Nigerians To Pay More For Goods As NPA Raises Port Tariff By 15%

Nigerians To Pay More For Goods As NPA Raises Port Tariff By 15%

The Nigerian Ports Authority (NPA) has announced a 15% increase in port tariffs across all rates and dues, marking the first adjustment in 32 years. This move is expected to raise the cost of goods in Nigeria but is aimed at addressing infrastructure deficits and enhancing port competitiveness.

According to the NPA, the hike is necessary due to rising operational costs, including wages and fuel prices, amid economic challenges such as inflation. The additional revenue will be invested in modernizing port facilities, acquiring new equipment, and upgrading ICT systems.

While analysts warn that the increase could lead to higher consumer prices, some stakeholders support it as a necessary step to improve port efficiency and global competitiveness.

Globally, port authorities generate revenue for infrastructure development, channel dredging, provision of modern marine crafts, automation, security, and employee training.

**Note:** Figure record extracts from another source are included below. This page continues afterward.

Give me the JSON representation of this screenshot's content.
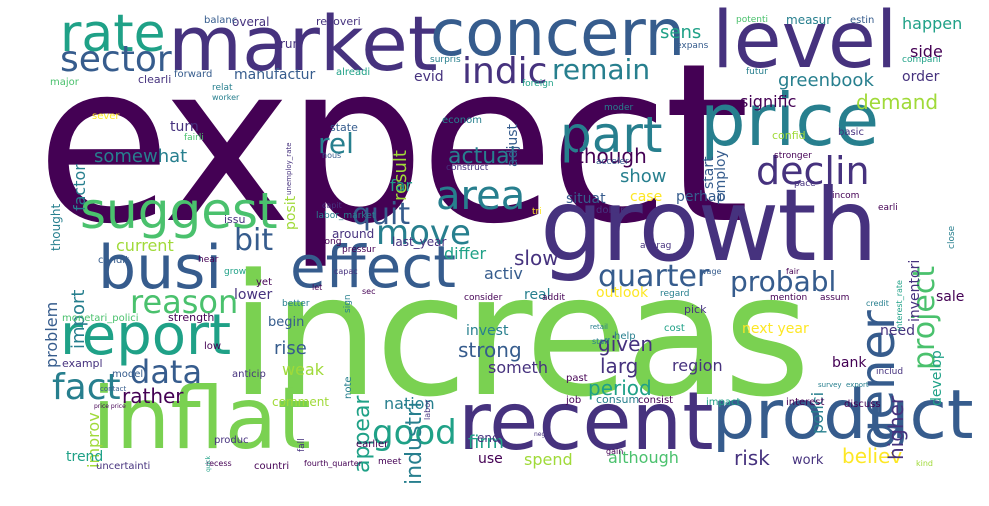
{
  "palette": {
    "background": "#ffffff",
    "colors": [
      "#440154",
      "#46327e",
      "#365c8d",
      "#277f8e",
      "#1fa187",
      "#4ac16d",
      "#a0da39",
      "#fde725"
    ]
  },
  "words": {
    "expect": "expect",
    "increas": "increas",
    "growth": "growth",
    "market": "market",
    "concern": "concern",
    "level": "level",
    "price": "price",
    "inflat": "inflat",
    "recent": "recent",
    "product": "product",
    "busi": "busi",
    "effect": "effect",
    "report": "report",
    "rate": "rate",
    "sector": "sector",
    "suggest": "suggest",
    "part": "part",
    "area": "area",
    "declin": "declin",
    "gener": "gener",
    "project": "project",
    "probabl": "probabl",
    "quarter": "quarter",
    "indic": "indic",
    "remain": "remain",
    "reason": "reason",
    "data": "data",
    "fact": "fact",
    "good": "good",
    "move": "move",
    "quit": "quit",
    "bit": "bit",
    "rel": "rel",
    "actual": "actual",
    "though": "though",
    "show": "show",
    "demand": "demand",
    "signific": "signific",
    "greenbook": "greenbook",
    "somewhat": "somewhat",
    "current": "current",
    "import": "import",
    "problem": "problem",
    "improv": "improv",
    "rather": "rather",
    "industri": "industri",
    "appear": "appear",
    "strong": "strong",
    "given": "given",
    "period": "period",
    "larg": "larg",
    "region": "region",
    "risk": "risk",
    "believ": "believ",
    "higher": "higher",
    "polici": "polici",
    "develop": "develop",
    "inventori": "inventori",
    "sens": "sens",
    "side": "side",
    "happen": "happen",
    "order": "order",
    "result": "result",
    "posit": "posit",
    "slow": "slow",
    "differ": "differ",
    "activ": "activ",
    "lower": "lower",
    "rise": "rise",
    "weak": "weak",
    "firm": "firm",
    "spend": "spend",
    "although": "although",
    "use": "use",
    "work": "work",
    "outlook": "outlook",
    "case": "case",
    "perhap": "perhap",
    "situat": "situat",
    "far": "far",
    "around": "around",
    "last_year": "last_year",
    "begin": "begin",
    "invest": "invest",
    "someth": "someth",
    "next_year": "next year",
    "need": "need",
    "bank": "bank",
    "sale": "sale",
    "manufactur": "manufactur",
    "turn": "turn",
    "factor": "factor",
    "thought": "thought",
    "comment": "comment",
    "nation": "nation",
    "trend": "trend",
    "uncertainti": "uncertainti",
    "countri": "countri",
    "end": "end",
    "real": "real",
    "start": "start",
    "employ": "employ",
    "adjust": "adjust",
    "evid": "evid",
    "overal": "overal",
    "run": "run",
    "recoveri": "recoveri",
    "balanc": "balanc",
    "potenti": "potenti",
    "measur": "measur",
    "estin": "estin",
    "expans": "expans",
    "surpris": "surpris",
    "compani": "compani",
    "clearli": "clearli",
    "alreadi": "alreadi",
    "major": "major",
    "forward": "forward",
    "futur": "futur",
    "sever": "sever",
    "fairli": "fairli",
    "relat": "relat",
    "worker": "worker",
    "foreign": "foreign",
    "econom": "econom",
    "moder": "moder",
    "state": "state",
    "hous": "hous",
    "construct": "construct",
    "acceler": "acceler",
    "stronger": "stronger",
    "confid": "confid",
    "basic": "basic",
    "pace": "pace",
    "incom": "incom",
    "earli": "earli",
    "close": "close",
    "unemploy_rate": "unemploy_rate",
    "interest_rate": "interest_rate",
    "issu": "issu",
    "capit": "capit",
    "tri": "tri",
    "dollar": "dollar",
    "labor_market": "labor_market",
    "long": "long",
    "pressur": "pressur",
    "condit": "condit",
    "hear": "hear",
    "capac": "capac",
    "wage": "wage",
    "yet": "yet",
    "averag": "averag",
    "grow": "grow",
    "sign": "sign",
    "let": "let",
    "sec": "sec",
    "consider": "consider",
    "addit": "addit",
    "regard": "regard",
    "fair": "fair",
    "mention": "mention",
    "assum": "assum",
    "credit": "credit",
    "pick": "pick",
    "better": "better",
    "strength": "strength",
    "monetari_polici": "monetari_polici",
    "retail": "retail",
    "help": "help",
    "cost": "cost",
    "staff": "staff",
    "low": "low",
    "exampl": "exampl",
    "model": "model",
    "anticip": "anticip",
    "note": "note",
    "past": "past",
    "contact": "contact",
    "price_price": "price price",
    "labor": "labor",
    "job": "job",
    "consum": "consum",
    "consist": "consist",
    "impact": "impact",
    "interest": "interest",
    "discuss": "discuss",
    "export": "export",
    "includ": "includ",
    "survey": "survey",
    "produc": "produc",
    "fall": "fall",
    "earlier": "earlier",
    "recess": "recess",
    "fourth_quarter": "fourth_quarter",
    "meet": "meet",
    "gain": "gain",
    "kind": "kind",
    "quick": "quick",
    "neg": "neg"
  }
}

Speaking at a stakeholders’ meeting in Lagos titled “Engagement for the Approved 15% Tariff,” NPA Managing Director Abubakar Dantsoho, represented by Executive Director of Marine and Operations Olalekan Badmus, emphasized that the revision was crucial to keeping Nigerian ports on par with international standards.

Dantsoho noted that the last tariff adjustment occurred in 1993 and that despite an approval for an upward review in 2023 by the Federal Ministry of Marine and Blue Economy, implementation was delayed to finalize internal processes and ensure a balanced approach.

Stakeholder Joshua Asanga supported the hike, citing inflation, which has risen to about 35%, and the need to align port management expenses with rising costs. He highlighted the necessity of funding improved port infrastructure, ICT systems, and essential operational equipment like tugboats.

Similarly, stakeholder Demian Ukagu called for increased NPA investment in outer port facilities and jetties, such as the Kirikiri Lighter Terminal, to enhance overall port operations. He stressed that revised tariffs should cover operational costs while ensuring sustainable trade.

Stakeholders agreed that maintaining outdated tariffs would result in poor service delivery, inadequate infrastructure, low remuneration, and obsolete equipment, further hampering port efficiency.